UW News

July 24, 1998

Project Astro enters second year of stargazing for K-12 students

News and Information

University of Washington astronomers, with an assist from local amateur astronomical societies, are preparing to head into Puget Sound-area schools for the second year to bring hands-on science experience to K-12 students.

Last year, Project Astro scientists conducted demonstrations to show the vastness of our solar system and helped students understand the phases of the moon. They built telescopes and sundials. Most importantly, they fostered an interest in science.

“We’re not trying to make astronomers of these kids or say that astronomy is the best science. It just has a natural appeal. Astronomy is a great way to get kids excited about science,” said Woodruff Sullivan, a UW astronomy professor and director of Project Astro for this area.

The project, begun in 1993 by the Astronomical Society of the Pacific in San Francisco and financed by the National Science Foundation, has made its way into several cities across the country. It was launched in the Seattle area last year. NSF picked up all of the $33,000 tab in the first year and is paying half the cost this year. Next year, the local program will be on its own.

But it already has established a firm foothold in elementary and secondary schools throughout the region. The program reached 750 students last year, and 1,400 will take part this year. The number of partnerships, each pairing a teacher with an astronomer, has grown from 25 last year to 43. Some astronomers have more than one partnership – one has three in two schools.

The teachers and astronomers met July 17 and 18 in a workshop to prepare for this school year. Each team picks its own curriculum, often depending on interests and expertise, and the astronomer agrees to visit the classroom at least four times during the school year.

Sullivan’s Project Astro partnership last year was at Olympic View Elementary School in Seattle. Students learned about conditions on the sun and planets, even writing a travel brochure for Jupiter. They also learned how the sun’s position can be used to tell time or the season, and they made 8-inch ceramic discs for a sundial that soon will decorate a barren outdoor wall of the school.

The program aims to have more than one teacher at a given school involved in the program, said Karen Peterson, a molecular biologist who doubles as Project Astro coordinator. “We make an effort to get multiple teachers in the same school because then they can support each other.
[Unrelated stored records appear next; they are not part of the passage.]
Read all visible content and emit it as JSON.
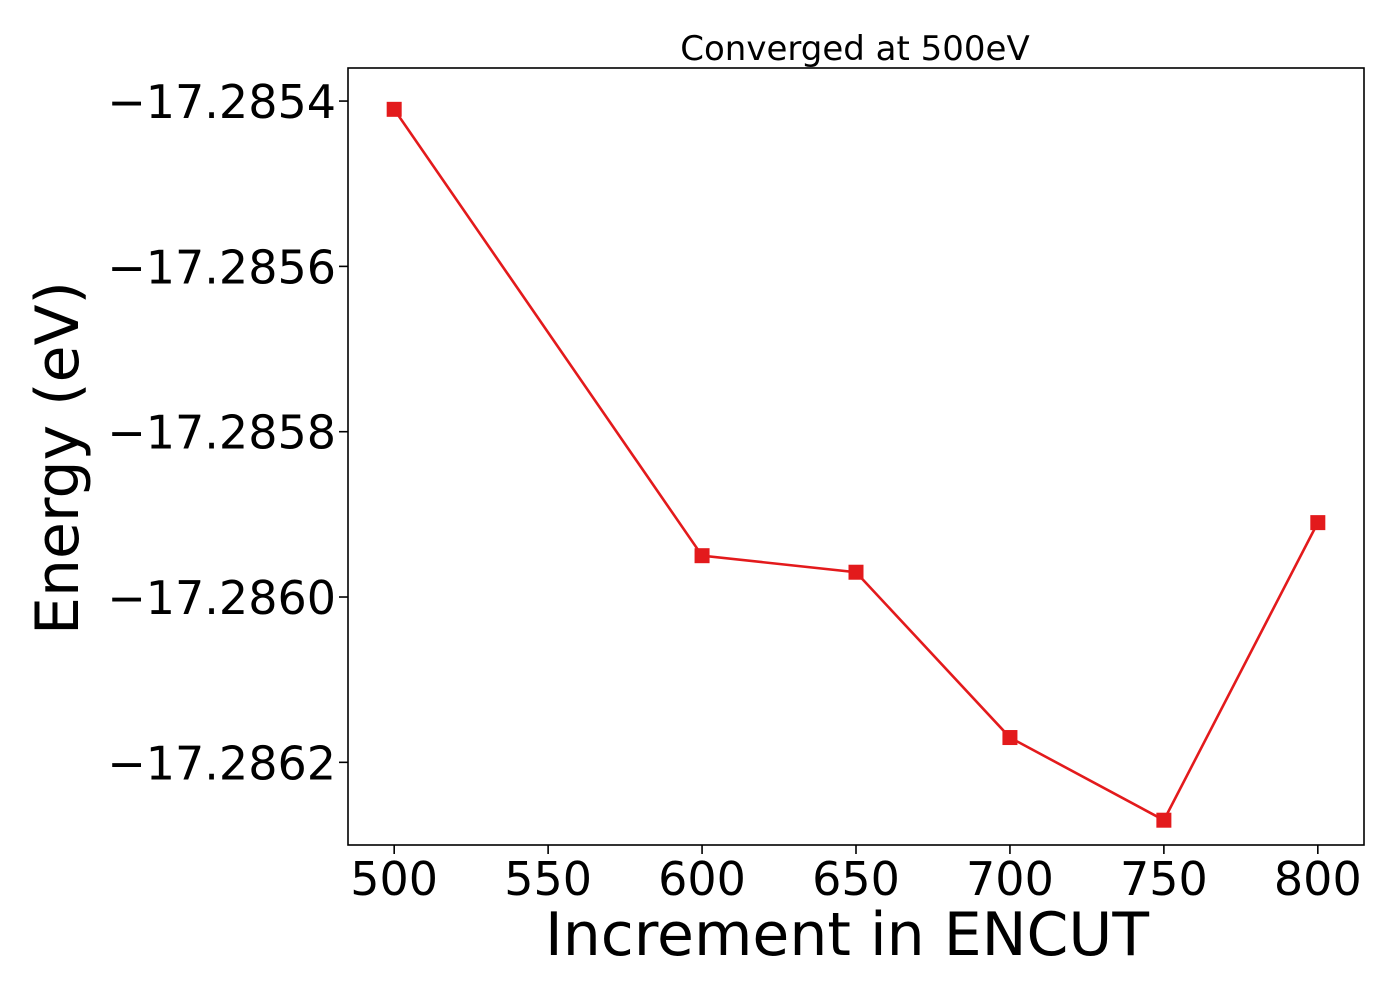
{
  "chart_data": {
    "type": "line",
    "title": "Converged at 500eV",
    "xlabel": "Increment in ENCUT",
    "ylabel": "Energy (eV)",
    "x": [
      500,
      600,
      650,
      700,
      750,
      800
    ],
    "series": [
      {
        "name": "",
        "values": [
          -17.28541,
          -17.28595,
          -17.28597,
          -17.28617,
          -17.28627,
          -17.28591
        ],
        "color": "#e31a1c",
        "marker": "square"
      }
    ],
    "xlim": [
      485,
      815
    ],
    "ylim": [
      -17.2863,
      -17.28536
    ],
    "xticks": [
      500,
      550,
      600,
      650,
      700,
      750,
      800
    ],
    "xtick_labels": [
      "500",
      "550",
      "600",
      "650",
      "700",
      "750",
      "800"
    ],
    "yticks": [
      -17.2854,
      -17.2856,
      -17.2858,
      -17.286,
      -17.2862
    ],
    "ytick_labels": [
      "−17.2854",
      "−17.2856",
      "−17.2858",
      "−17.2860",
      "−17.2862"
    ],
    "grid": false,
    "legend": false
  }
}
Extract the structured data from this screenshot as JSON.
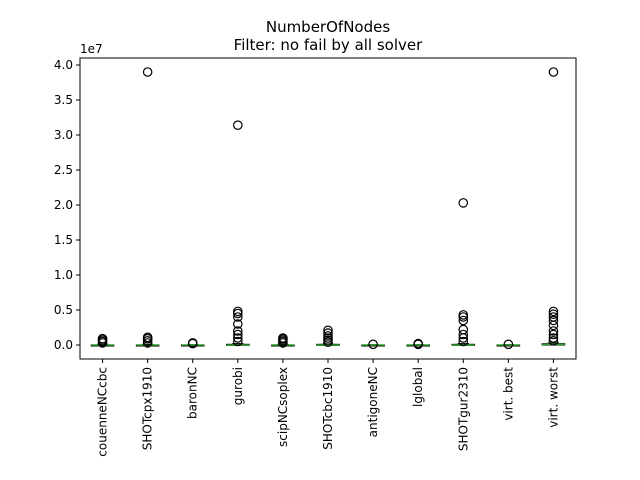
{
  "chart_data": {
    "type": "box",
    "title": "NumberOfNodes",
    "subtitle": "Filter: no fail by all solver",
    "xlabel": "",
    "ylabel": "",
    "y_offset_label": "1e7",
    "ylim": [
      -0.2,
      4.1
    ],
    "yticks": [
      0.0,
      0.5,
      1.0,
      1.5,
      2.0,
      2.5,
      3.0,
      3.5,
      4.0
    ],
    "ytick_labels": [
      "0.0",
      "0.5",
      "1.0",
      "1.5",
      "2.0",
      "2.5",
      "3.0",
      "3.5",
      "4.0"
    ],
    "y_units": "1e7",
    "categories": [
      "couenneNCcbc",
      "SHOTcpx1910",
      "baronNC",
      "gurobi",
      "scipNCsoplex",
      "SHOTcbc1910",
      "antigoneNC",
      "lglobal",
      "SHOTgur2310",
      "virt. best",
      "virt. worst"
    ],
    "box_color": "#000000",
    "median_color": "#2ca02c",
    "outlier_marker": "circle",
    "series": [
      {
        "q1": 0.0,
        "median": 0.0,
        "q3": 0.0,
        "whisker_low": 0.0,
        "whisker_high": 0.01,
        "outliers": [
          0.03,
          0.05,
          0.07,
          0.09
        ]
      },
      {
        "q1": 0.0,
        "median": 0.0,
        "q3": 0.0,
        "whisker_low": 0.0,
        "whisker_high": 0.01,
        "outliers": [
          0.03,
          0.06,
          0.09,
          0.11,
          3.9
        ]
      },
      {
        "q1": 0.0,
        "median": 0.0,
        "q3": 0.0,
        "whisker_low": 0.0,
        "whisker_high": 0.005,
        "outliers": [
          0.02,
          0.03
        ]
      },
      {
        "q1": 0.0,
        "median": 0.0,
        "q3": 0.01,
        "whisker_low": 0.0,
        "whisker_high": 0.02,
        "outliers": [
          0.05,
          0.1,
          0.15,
          0.2,
          0.3,
          0.4,
          0.45,
          0.48,
          3.14
        ]
      },
      {
        "q1": 0.0,
        "median": 0.0,
        "q3": 0.0,
        "whisker_low": 0.0,
        "whisker_high": 0.01,
        "outliers": [
          0.03,
          0.05,
          0.07,
          0.09,
          0.1
        ]
      },
      {
        "q1": 0.0,
        "median": 0.0,
        "q3": 0.01,
        "whisker_low": 0.0,
        "whisker_high": 0.015,
        "outliers": [
          0.04,
          0.07,
          0.1,
          0.13,
          0.17,
          0.21
        ]
      },
      {
        "q1": 0.0,
        "median": 0.0,
        "q3": 0.0,
        "whisker_low": 0.0,
        "whisker_high": 0.005,
        "outliers": [
          0.01
        ]
      },
      {
        "q1": 0.0,
        "median": 0.0,
        "q3": 0.0,
        "whisker_low": 0.0,
        "whisker_high": 0.005,
        "outliers": [
          0.01,
          0.02
        ]
      },
      {
        "q1": 0.0,
        "median": 0.0,
        "q3": 0.01,
        "whisker_low": 0.0,
        "whisker_high": 0.02,
        "outliers": [
          0.05,
          0.1,
          0.15,
          0.22,
          0.35,
          0.4,
          0.43,
          2.03
        ]
      },
      {
        "q1": 0.0,
        "median": 0.0,
        "q3": 0.0,
        "whisker_low": 0.0,
        "whisker_high": 0.005,
        "outliers": [
          0.01
        ]
      },
      {
        "q1": 0.0,
        "median": 0.01,
        "q3": 0.02,
        "whisker_low": 0.0,
        "whisker_high": 0.03,
        "outliers": [
          0.06,
          0.1,
          0.15,
          0.2,
          0.28,
          0.35,
          0.4,
          0.44,
          0.48,
          3.9
        ]
      }
    ]
  }
}
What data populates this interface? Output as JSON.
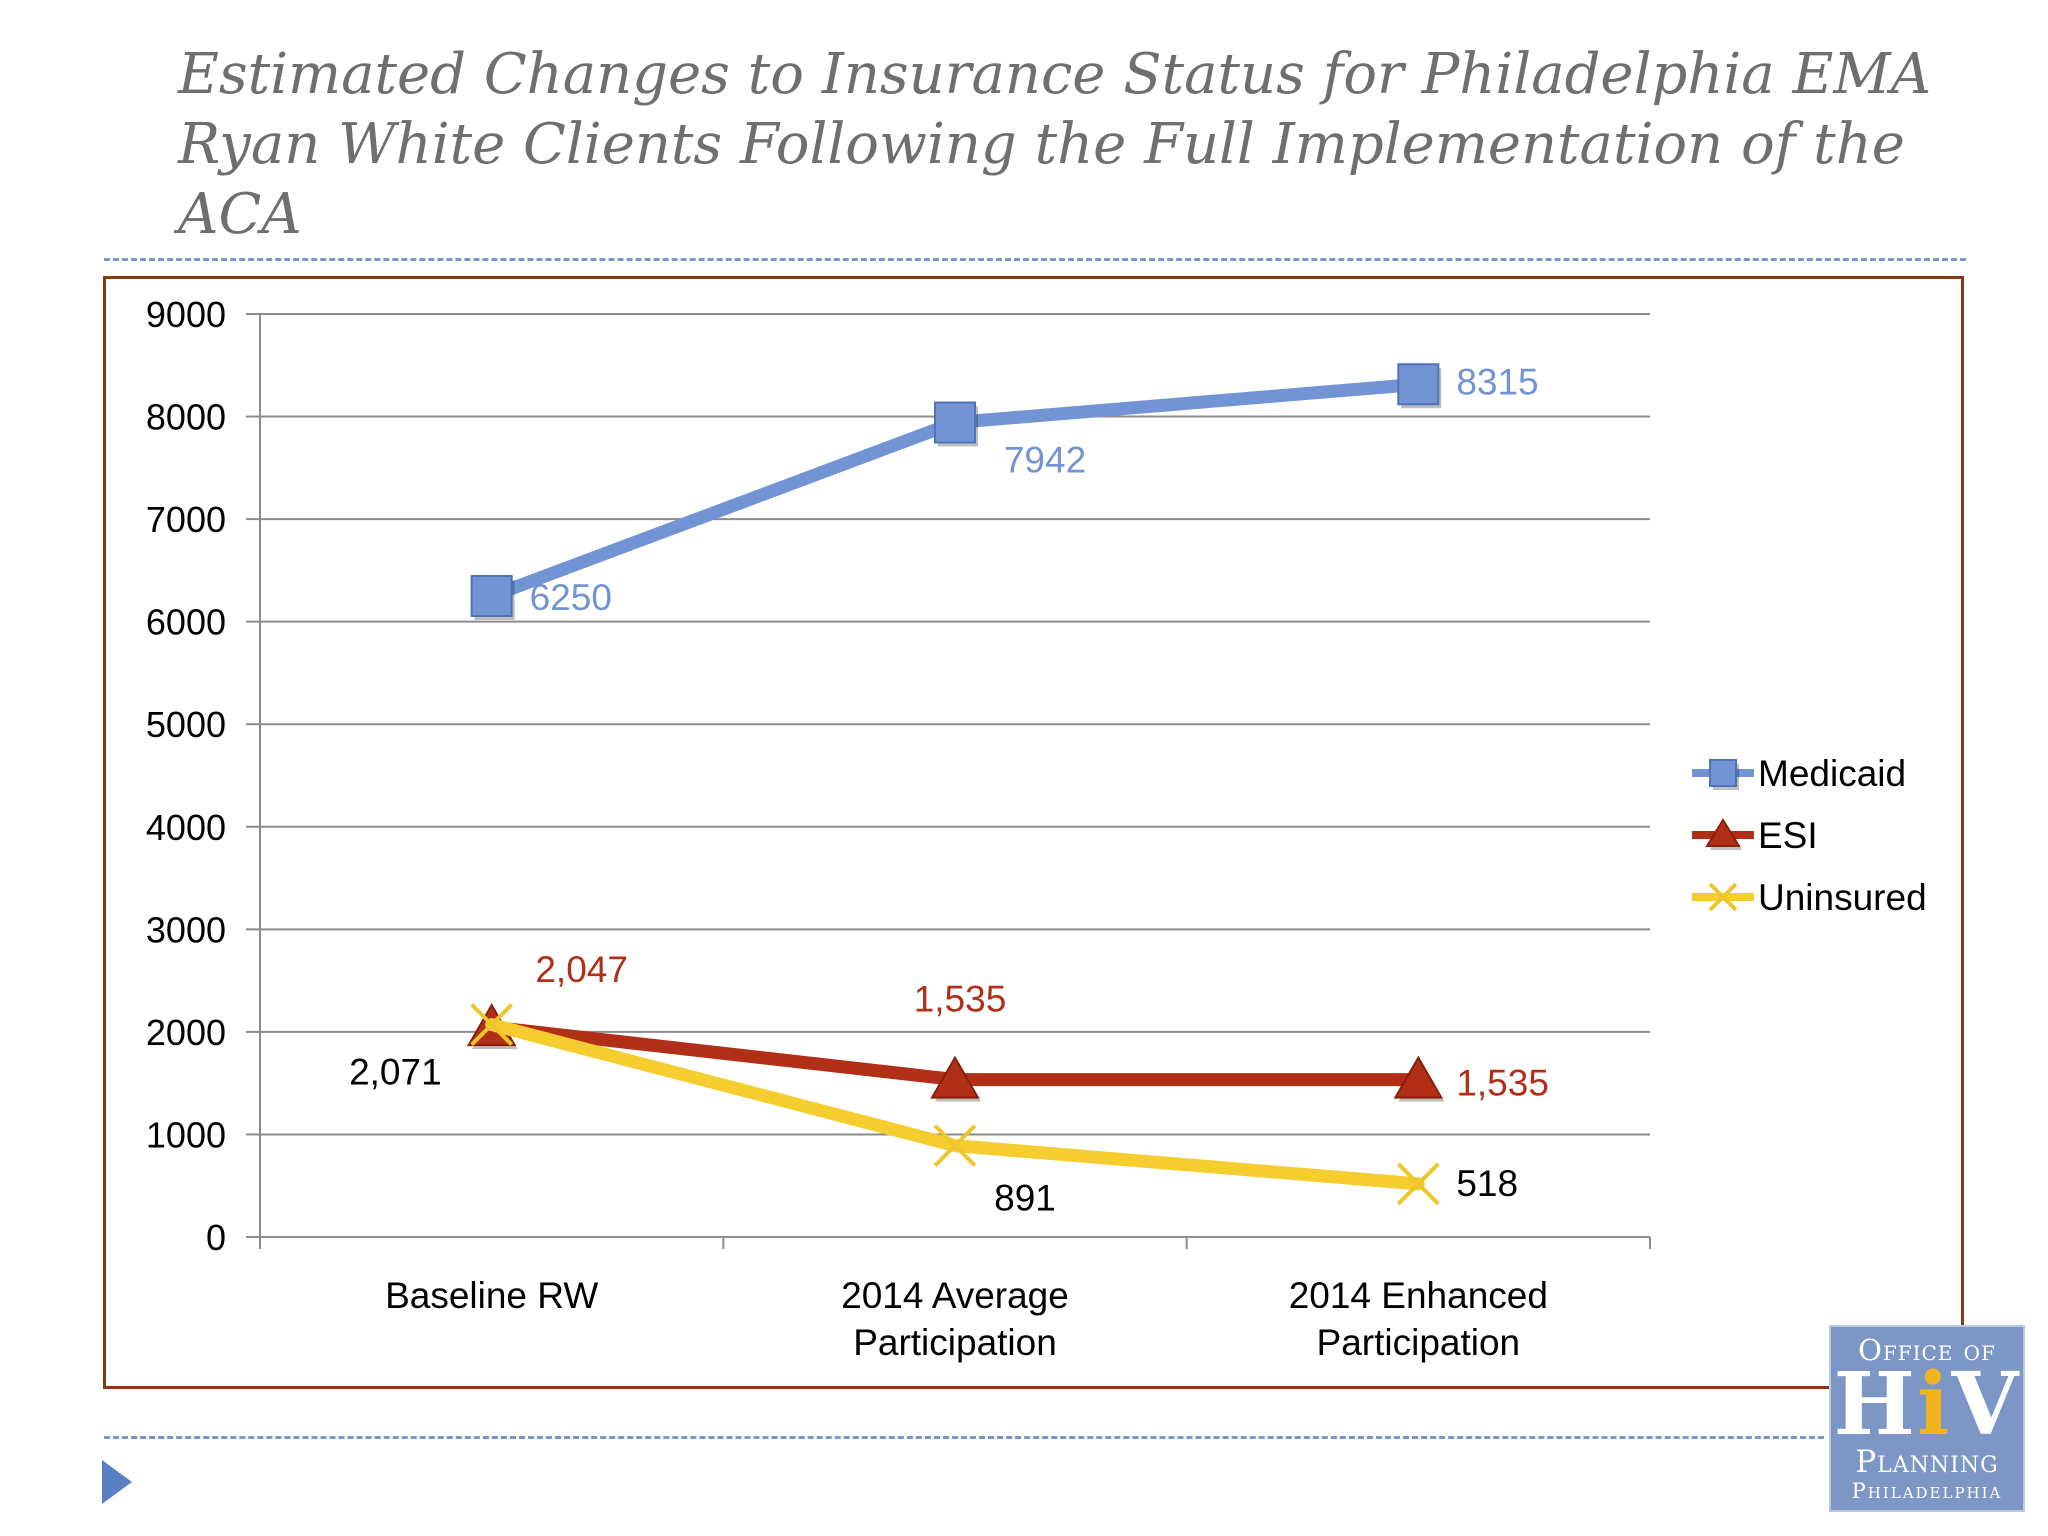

There seems to be a lot more parent involvement in schools where there are multiple teachers taking part.”

Seven UW faculty members, three graduate students and four undergraduate students are participating, but with so much demand the program has come to rely heavily on the region’s amateur astronomers.

One is Frank Gilliland of Issaquah, who recently gave up his state Department of Transportation job. Work was taking too much of his telescope time, he said half-jokingly. He will work at Tiger Mountain Alternative High School with teacher Sheila Thacker. Last year, he traveled to Cascade View Elementary School in Tukwila.

One of Gilliland’s favorite demonstrations uses an area the size of 10 football fields, with an 8-inch-diameter ball to represent the sun. Other bodies are placed a proportionate distance away. It’s 26 paces from the “sun” to the peppercorn representing Earth, then 14 more to Mars, another 95 to Jupiter, 112 more to Saturn and then 200 or more to the rest of the planets in succession. When you get to the outer planets and look back to the 8-inch sun, “it’s a speck,” he says, and that gives a real understanding of the scale of the solar system and the universe.

“Astronomy and Project Astro has changed my life,” Gilliland said. “It’s hard for me to go out to a dark site and look up and see all the lights and know that I’m one of the few people who gets it. I want to share that.”